Вы не могли или не хотели определить на словах точнее пользы разговоров со мной, но я рад, что письма Ваши к родным были еще не запечатаны. Там в одном слове совершенно удовлетворительно для меня выражено свойство этих разговоров, а в каком именно слове - об этом скажу, когда буду иметь авантаж видеть Вас.
Остаюсь все тем же, самым старым, самым преданным и самым полезным из Ваших почитателей.

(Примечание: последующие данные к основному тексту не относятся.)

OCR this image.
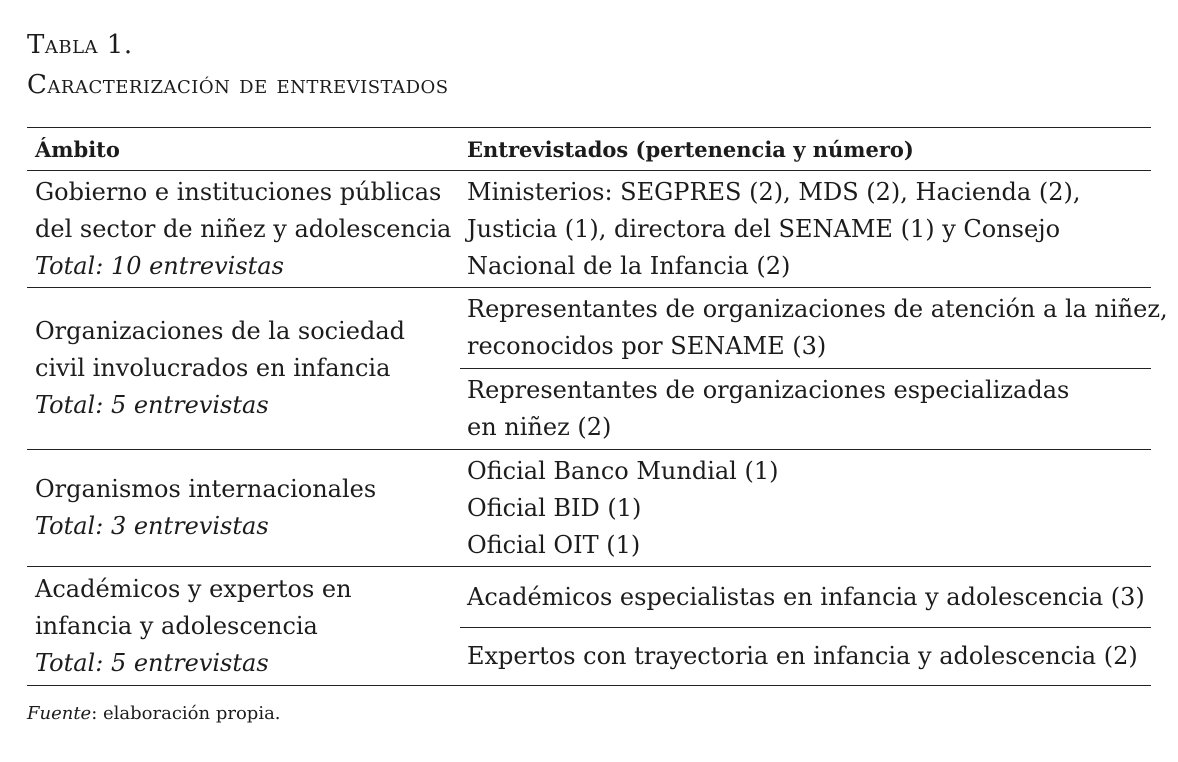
Tabla 1.
Caracterización de entrevistados
Ámbito	Entrevistados (pertenencia y número)

Gobierno e instituciones públicas
del sector de niñez y adolescencia
Total: 10 entrevistas	Ministerios: SEGPRES (2), MDS (2), Hacienda (2),
Justicia (1), directora del SENAME (1) y Consejo
Nacional de la Infancia (2)

Organizaciones de la sociedad
civil involucrados en infancia
Total: 5 entrevistas	Representantes de organizaciones de atención a la niñez,
reconocidos por SENAME (3)

	Representantes de organizaciones especializadas
en niñez (2)

Organismos internacionales
Total: 3 entrevistas	Oficial Banco Mundial (1)
Oficial BID (1)
Oficial OIT (1)

Académicos y expertos en
infancia y adolescencia
Total: 5 entrevistas	Académicos especialistas en infancia y adolescencia (3)

	Expertos con trayectoria en infancia y adolescencia (2)
Fuente: elaboración propia.
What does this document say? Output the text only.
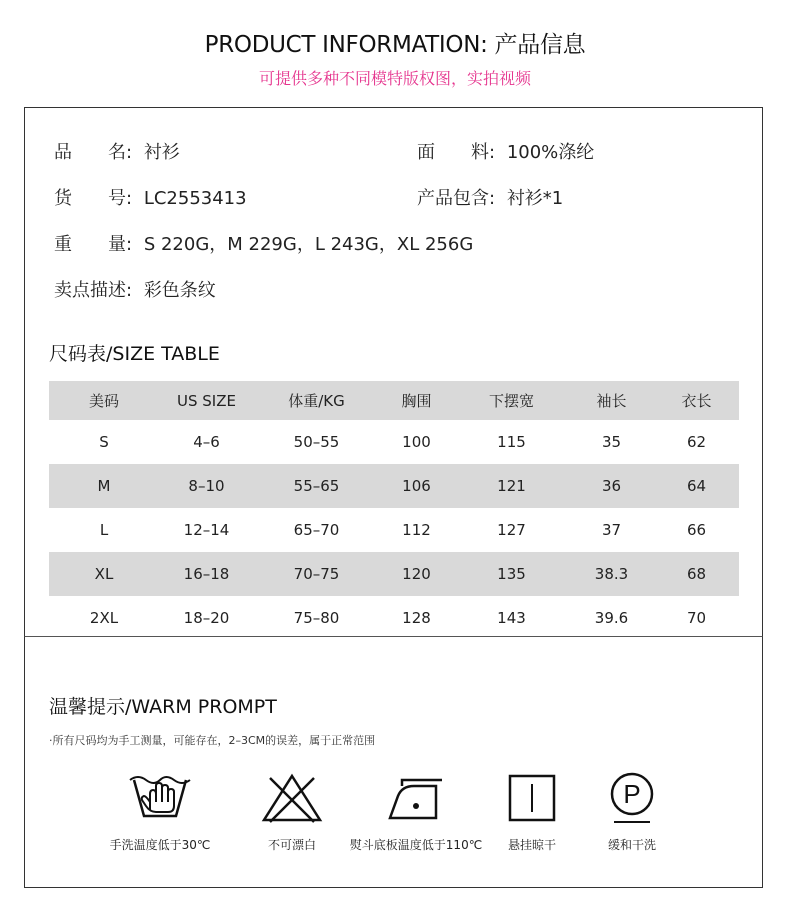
PRODUCT INFORMATION: 产品信息
可提供多种不同模特版权图，实拍视频
品　　名: 衬衫	面　　料: 100%涤纶
货　　号: LC2553413	产品包含: 衬衫*1
重　　量: S 220G，M 229G，L 243G，XL 256G
卖点描述: 彩色条纹
尺码表/SIZE TABLE
美码	US SIZE	体重/KG	胸围	下摆宽	袖长	衣长
S	4–6	50–55	100	115	35	62
M	8–10	55–65	106	121	36	64
L	12–14	65–70	112	127	37	66
XL	16–18	70–75	120	135	38.3	68
2XL	18–20	75–80	128	143	39.6	70
温馨提示/WARM PROMPT
·所有尺码均为手工测量，可能存在，2–3CM的误差，属于正常范围
手洗温度低于30℃	不可漂白	熨斗底板温度低于110℃	悬挂晾干
P
缓和干洗
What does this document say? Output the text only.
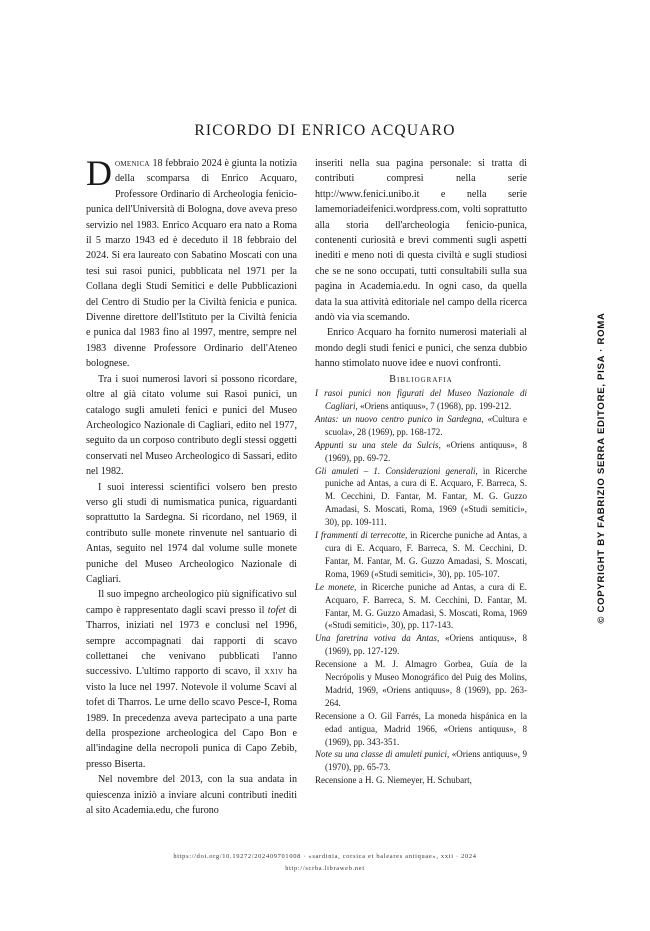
RICORDO DI ENRICO ACQUARO

Domenica 18 febbraio 2024 è giunta la notizia della scomparsa di Enrico Acquaro, Professore Ordinario di Archeologia fenicio-punica dell'Università di Bologna, dove aveva preso servizio nel 1983. Enrico Acquaro era nato a Roma il 5 marzo 1943 ed è deceduto il 18 febbraio del 2024. Si era laureato con Sabatino Moscati con una tesi sui rasoi punici, pubblicata nel 1971 per la Collana degli Studi Semitici e delle Pubblicazioni del Centro di Studio per la Civiltà fenicia e punica. Divenne direttore dell'Istituto per la Civiltà fenicia e punica dal 1983 fino al 1997, mentre, sempre nel 1983 divenne Professore Ordinario dell'Ateneo bolognese.

Tra i suoi numerosi lavori si possono ricordare, oltre al già citato volume sui Rasoi punici, un catalogo sugli amuleti fenici e punici del Museo Archeologico Nazionale di Cagliari, edito nel 1977, seguito da un corposo contributo degli stessi oggetti conservati nel Museo Archeologico di Sassari, edito nel 1982.

I suoi interessi scientifici volsero ben presto verso gli studi di numismatica punica, riguardanti soprattutto la Sardegna. Si ricordano, nel 1969, il contributo sulle monete rinvenute nel santuario di Antas, seguito nel 1974 dal volume sulle monete puniche del Museo Archeologico Nazionale di Cagliari.

Il suo impegno archeologico più significativo sul campo è rappresentato dagli scavi presso il tofet di Tharros, iniziati nel 1973 e conclusi nel 1996, sempre accompagnati dai rapporti di scavo collettanei che venivano pubblicati l'anno successivo. L'ultimo rapporto di scavo, il xxiv ha visto la luce nel 1997. Notevole il volume Scavi al tofet di Tharros. Le urne dello scavo Pesce-I, Roma 1989. In precedenza aveva partecipato a una parte della prospezione archeologica del Capo Bon e all'indagine della necropoli punica di Capo Zebib, presso Biserta.

Nel novembre del 2013, con la sua andata in quiescenza iniziò a inviare alcuni contributi inediti al sito Academia.edu, che furono

inseriti nella sua pagina personale: si tratta di contributi compresi nella serie http://www.fenici.unibo.it e nella serie lamemoriadeifenici.wordpress.com, volti soprattutto alla storia dell'archeologia fenicio-punica, contenenti curiosità e brevi commenti sugli aspetti inediti e meno noti di questa civiltà e sugli studiosi che se ne sono occupati, tutti consultabili sulla sua pagina in Academia.edu. In ogni caso, da quella data la sua attività editoriale nel campo della ricerca andò via via scemando.

Enrico Acquaro ha fornito numerosi materiali al mondo degli studi fenici e punici, che senza dubbio hanno stimolato nuove idee e nuovi confronti.

Bibliografia

I rasoi punici non figurati del Museo Nazionale di Cagliari, «Oriens antiquus», 7 (1968), pp. 199-212.

Antas: un nuovo centro punico in Sardegna, «Cultura e scuola», 28 (1969), pp. 168-172.

Appunti su una stele da Sulcis, «Oriens antiquus», 8 (1969), pp. 69-72.

Gli amuleti – 1. Considerazioni generali, in Ricerche puniche ad Antas, a cura di E. Acquaro, F. Barreca, S. M. Cecchini, D. Fantar, M. Fantar, M. G. Guzzo Amadasi, S. Moscati, Roma, 1969 («Studi semitici», 30), pp. 109-111.

I frammenti di terrecotte, in Ricerche puniche ad Antas, a cura di E. Acquaro, F. Barreca, S. M. Cecchini, D. Fantar, M. Fantar, M. G. Guzzo Amadasi, S. Moscati, Roma, 1969 («Studi semitici», 30), pp. 105-107.

Le monete, in Ricerche puniche ad Antas, a cura di E. Acquaro, F. Barreca, S. M. Cecchini, D. Fantar, M. Fantar, M. G. Guzzo Amadasi, S. Moscati, Roma, 1969 («Studi semitici», 30), pp. 117-143.

Una faretrina votiva da Antas, «Oriens antiquus», 8 (1969), pp. 127-129.

Recensione a M. J. Almagro Gorbea, Guía de la Necrópolis y Museo Monográfico del Puig des Molins, Madrid, 1969, «Oriens antiquus», 8 (1969), pp. 263-264.

Recensione a O. Gil Farrés, La moneda hispánica en la edad antigua, Madrid 1966, «Oriens antiquus», 8 (1969), pp. 343-351.

Note su una classe di amuleti punici, «Oriens antiquus», 9 (1970), pp. 65-73.

Recensione a H. G. Niemeyer, H. Schubart,

https://doi.org/10.19272/202409701008 · «sardinia, corsica et baleares antiquae», xxii · 2024
http://scrba.libraweb.net
© COPYRIGHT BY FABRIZIO SERRA EDITORE, PISA · ROMA
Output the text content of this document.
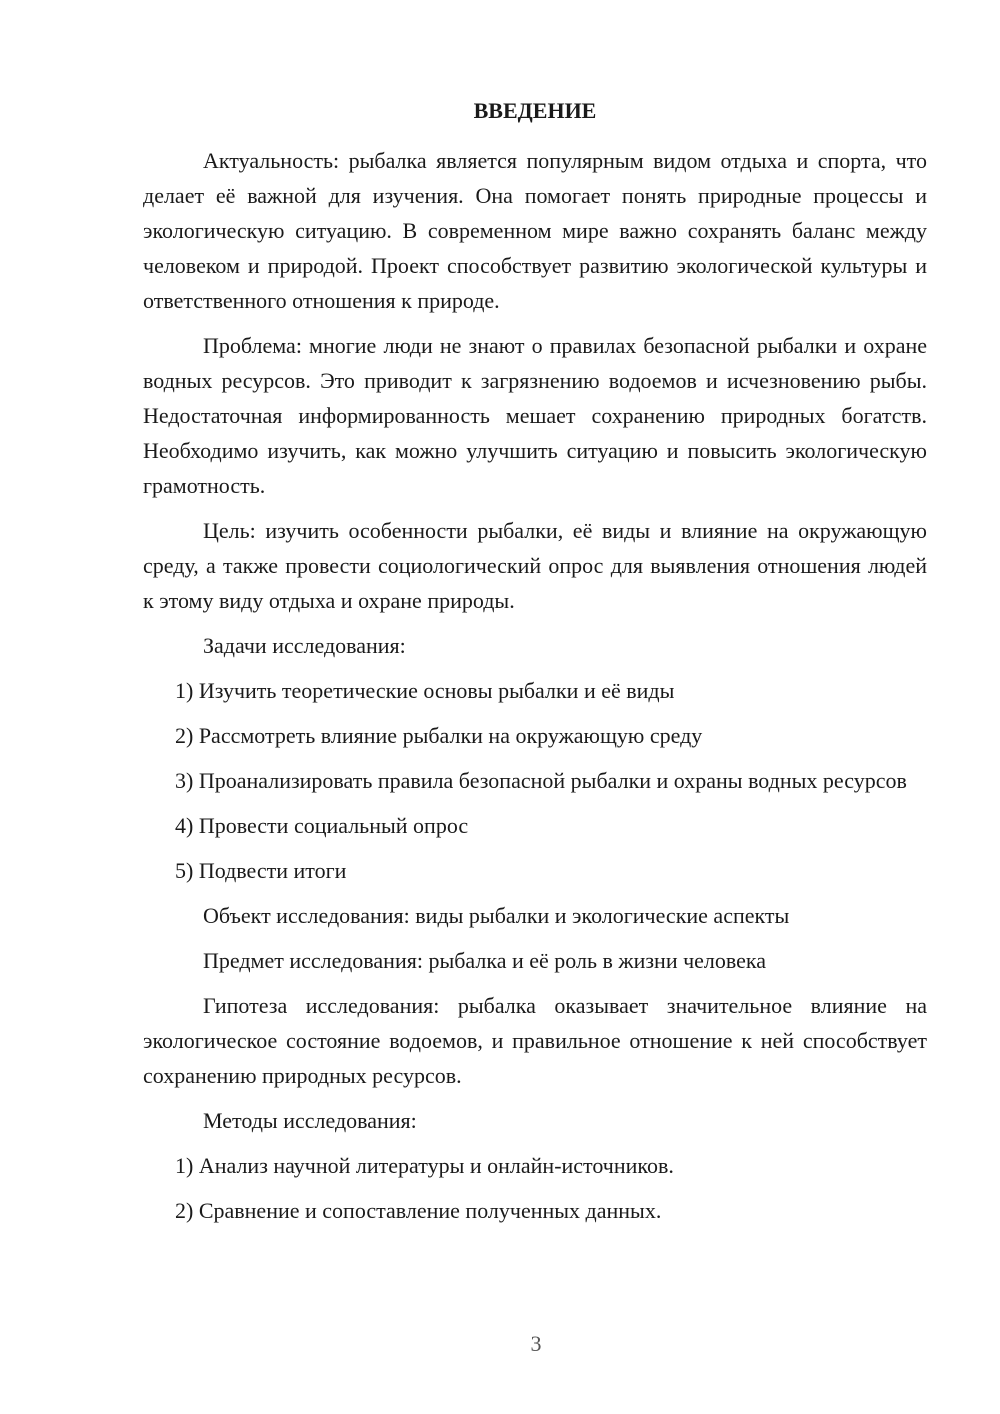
ВВЕДЕНИЕ

Актуальность: рыбалка является популярным видом отдыха и спорта, что делает её важной для изучения. Она помогает понять природные процессы и экологическую ситуацию. В современном мире важно сохранять баланс между человеком и природой. Проект способствует развитию экологической культуры и ответственного отношения к природе.

Проблема: многие люди не знают о правилах безопасной рыбалки и охране водных ресурсов. Это приводит к загрязнению водоемов и исчезновению рыбы. Недостаточная информированность мешает сохранению природных богатств. Необходимо изучить, как можно улучшить ситуацию и повысить экологическую грамотность.

Цель: изучить особенности рыбалки, её виды и влияние на окружающую среду, а также провести социологический опрос для выявления отношения людей к этому виду отдыха и охране природы.

Задачи исследования:

1) Изучить теоретические основы рыбалки и её виды

2) Рассмотреть влияние рыбалки на окружающую среду

3) Проанализировать правила безопасной рыбалки и охраны водных ресурсов

4) Провести социальный опрос

5) Подвести итоги

Объект исследования: виды рыбалки и экологические аспекты

Предмет исследования: рыбалка и её роль в жизни человека

Гипотеза исследования: рыбалка оказывает значительное влияние на экологическое состояние водоемов, и правильное отношение к ней способствует сохранению природных ресурсов.

Методы исследования:

1) Анализ научной литературы и онлайн-источников.

2) Сравнение и сопоставление полученных данных.

3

Иван Александрович Гончаров - Елизавете Васильевне Толстой. 6 сентября 1855. В Санкт-Петербурге:
"C'est inutile que vous envoyez", - avez-vous dit hier. В самом деле, Вы, должно быть, любите полезное. Et moi "j'aime l'inutile" повторяю я слова не то М-me Сталь, не то Севинье, или может быть какой-нибудь другой из ненавидимых мною так называемых "умных женщин", bas bleu, или писательниц. И потому мне, может быть и бесполезно, но приятно (я с некоторого времени страх как полюбил слово "приятный" и оттого, в знак особенного моего к нему расположения, даже подчеркнул его) видеть хоть почерк Вашей руки, за невозможностью видеть пока саму руку; приятно узнать, состоится ли экспедиция в Михайловский театр в том виде и составе, как она предполагалась вчера, или произошли какие-нибудь перемены, наконец, приятно даже, через Вас, услышать что-нибудь о насморке М-me Якубинской (не говорю уже о собственном Вашем насморке) и узнать, легче ли М-me Богдановой. Пользы в этом нет, но приятно сказать Вам несколько слов и еще приятнее получить их от Вас <…>.